Ercc1 DNA repair deficiency results in vascular aging characterized by VSMC phenotype switching, ECM remodeling, and an increased stress response.

Cardiovascular diseases are the number one cause of death globally. The most important determinant of cardiovascular health is a person's age. Aging results in structural changes and functional decline of the cardiovascular system. DNA damage is an important contributor to the aging process, and mice with a DNA repair defect caused by Ercc1 deficiency display hypertension, vascular stiffening, and loss of vasomotor control. To determine the underlying cause, we compared important hallmarks of vascular aging in aortas of both Ercc1 and age-matched wildtype mice. Additionally, we investigated vascular aging in 104 week old wildtype mice. Ercc1 aortas displayed arterial thickening, a loss of cells, and a discontinuous endothelial layer. Aortas of 24 week old Ercc1 mice showed phenotypical switching of vascular smooth muscle cells (VSMCs), characterized by a decrease in contractile markers and a decrease in synthetic markers at the RNA level. As well as an increase in osteogenic markers, microcalcification, and an increase in markers for damage induced stress response.
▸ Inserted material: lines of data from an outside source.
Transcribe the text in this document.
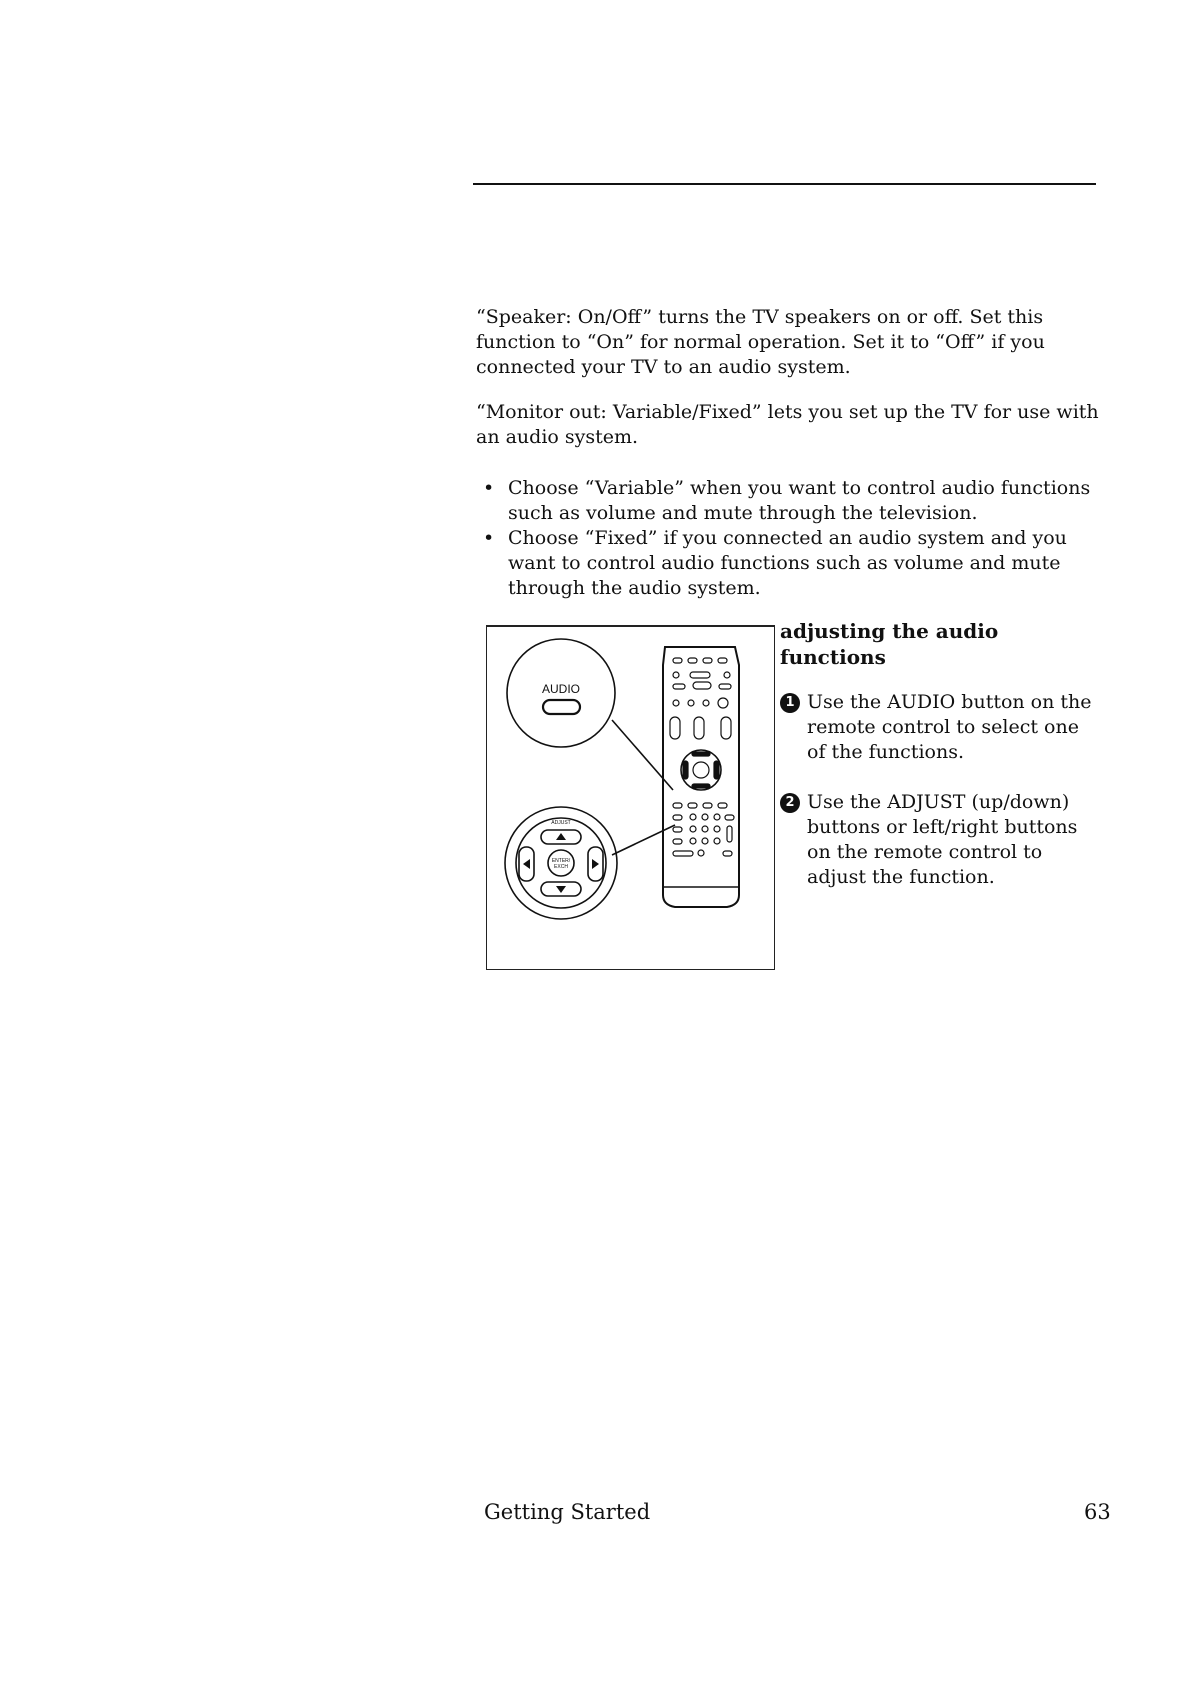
“Speaker: On/Off” turns the TV speakers on or off. Set this function to “On” for normal operation. Set it to “Off” if you connected your TV to an audio system.

“Monitor out: Variable/Fixed” lets you set up the TV for use with an audio system.

• Choose “Variable” when you want to control audio functions such as volume and mute through the television.
• Choose “Fixed” if you connected an audio system and you want to control audio functions such as volume and mute through the audio system.
AUDIO
ADJUST
ENTER/
EXCH
adjusting the audio functions
1 Use the AUDIO button on the remote control to select one of the functions.
2 Use the ADJUST (up/down) buttons or left/right buttons on the remote control to adjust the function.
Getting Started	63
This suggests that Ercc1 VSMCs undergo a stress-induced contractile-to-osteogenic phenotype switch. Ercc1 aortas showed increased MMP activity, elastin fragmentation, and proteoglycan deposition, characteristic of vascular aging and indicative of age-related extracellular matrix remodeling. The 104 week old WT mice showed loss of cells, VSMC dedifferentiation, and senescence. In conclusion, Ercc1 aortas rapidly display many characteristics of vascular aging, and thus the Ercc1 mouse is an excellent model to evaluate drugs that prevent vascular aging in a short time span at the functional, histological, and cellular level.